Que nos larmes soient en rapport avec la grandeur de nos fautes. Si la plaie est profonde, appliquons un remède, énergique ; que la pénitence ne soit pas inférieure au péché. Vous avez renié votre Dieu, vous lui avez préféré votre patrimoine, vous avez violé son temple par un sacrilège, et vous croyez pouvoir l’apaiser facilement ? Vous avez dit qu’il n’était pas votre Dieu, et vous croyez avoir sur-le-champ des droits à sa miséricorde ? Priez, prolongez vos supplications ; passez les jours dans les larmes, les nuits dans les veilles, étendus sur le cilice ; n’interrompez pas vos gémissements ; roulez-vous dans la cendre et dans la poussière. Le Christ vous couvrait comme un manteau ; vous l’avez perdu : quel autre vêtement pourriez-vous désirer ? Vous avez mangé la nourriture du démon, choisissez le jeûne ; vous avez commis des fautes, effacez-les par des œuvres de miséricorde ; vos âmes sont menacées de la mort éternelle, délivrez-les par d’abondantes aumônes. Donnez au Christ ce que l’ennemi cherchait à vous ravir. Pourriez-vous vous attacher à des biens qui, en vous trompant, ont causé votre rune ? On doit les sacrifier pour échapper à l’ennemi ; on doit les fuir pour échapper aux voleurs, les vendre pour échapper au glaive. S’il vous en reste, le seul avantage que vous puissiez en retirer c’est le rachat et l’expiation de vos fautes. Multipliez donc vos bonnes œuvres ; employez tous vos revenus à la guérison de vos blessures ; remettez toute votre fortune entre les mains de ce Dieu qui doit vous juger.
C’est ainsi qu’agissaient les premiers chrétiens. Leur foi était active et généreuse. Ils confiaient tout leur bien aux apôtres pour les distribuer en aumônes ; et pourtant ils n’avaient pas à racheter les fautes sur lesquelles vous gémissez. Si vous priez, si vous avez recours aux larmes et aux gémissements de la pénitence, si, par vos œuvres, vous fléchissez la justice divine, le Seigneur vous fera miséricorde.

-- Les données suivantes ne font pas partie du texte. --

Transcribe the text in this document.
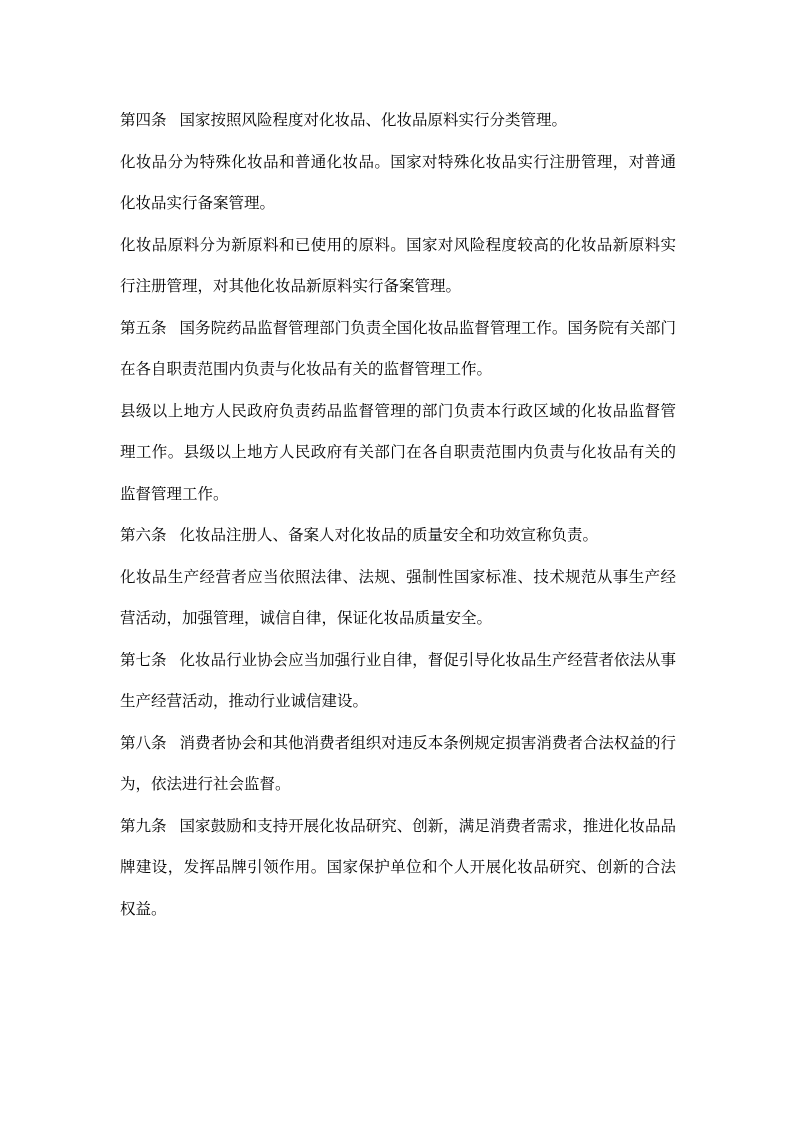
第四条 国家按照风险程度对化妆品、化妆品原料实行分类管理。

化妆品分为特殊化妆品和普通化妆品。国家对特殊化妆品实行注册管理，对普通化妆品实行备案管理。

化妆品原料分为新原料和已使用的原料。国家对风险程度较高的化妆品新原料实行注册管理，对其他化妆品新原料实行备案管理。

第五条 国务院药品监督管理部门负责全国化妆品监督管理工作。国务院有关部门在各自职责范围内负责与化妆品有关的监督管理工作。

县级以上地方人民政府负责药品监督管理的部门负责本行政区域的化妆品监督管理工作。县级以上地方人民政府有关部门在各自职责范围内负责与化妆品有关的监督管理工作。

第六条 化妆品注册人、备案人对化妆品的质量安全和功效宣称负责。

化妆品生产经营者应当依照法律、法规、强制性国家标准、技术规范从事生产经营活动，加强管理，诚信自律，保证化妆品质量安全。

第七条 化妆品行业协会应当加强行业自律，督促引导化妆品生产经营者依法从事生产经营活动，推动行业诚信建设。

第八条 消费者协会和其他消费者组织对违反本条例规定损害消费者合法权益的行为，依法进行社会监督。

第九条 国家鼓励和支持开展化妆品研究、创新，满足消费者需求，推进化妆品品牌建设，发挥品牌引领作用。国家保护单位和个人开展化妆品研究、创新的合法权益。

Il vous a dit lui-même : Je ne veux pas la mort du pécheur, mais qu’il se convertisse et qu’il vive. Revenez au Seigneur votre Dieu, dit-il encore, car il est bon, miséricordieux, patient, prêt à pardonner toutes nos iniquités. Il peut faire grâce au coupable et révoquer ses arrêts ; il peut pardonner au pénitent qui multiplie ses bonnes œuvres et ses prières ; il peut avoir égard à ce que demandent les martyrs et à ce que font les prêtres. Si quelqu’un le touche davantage par ses œuvres satisfactoires, s’il apaise son indignation par l’ardeur de ses prières, il lui donnera des armes nouvelles ; jusque dans sa défaite, il lui enverra de nouveaux secours pour renouveler et fortifier sa foi. Alors le soldat retournera au combat, il rentrera dans la mêlée, il provoquera l’ennemi et le regret d’avoir été vaincu doublera ses forces. Celui qui satisfera ainsi au Seigneur et qui, animé par la honte et le repentir, tirera de sa chute, avec l’aide de Dieu, une augmentation de courage et de foi, celui-là réjouira l’Église qu’il avait attristée, et obtiendra, avec son pardon, la couronne de vie.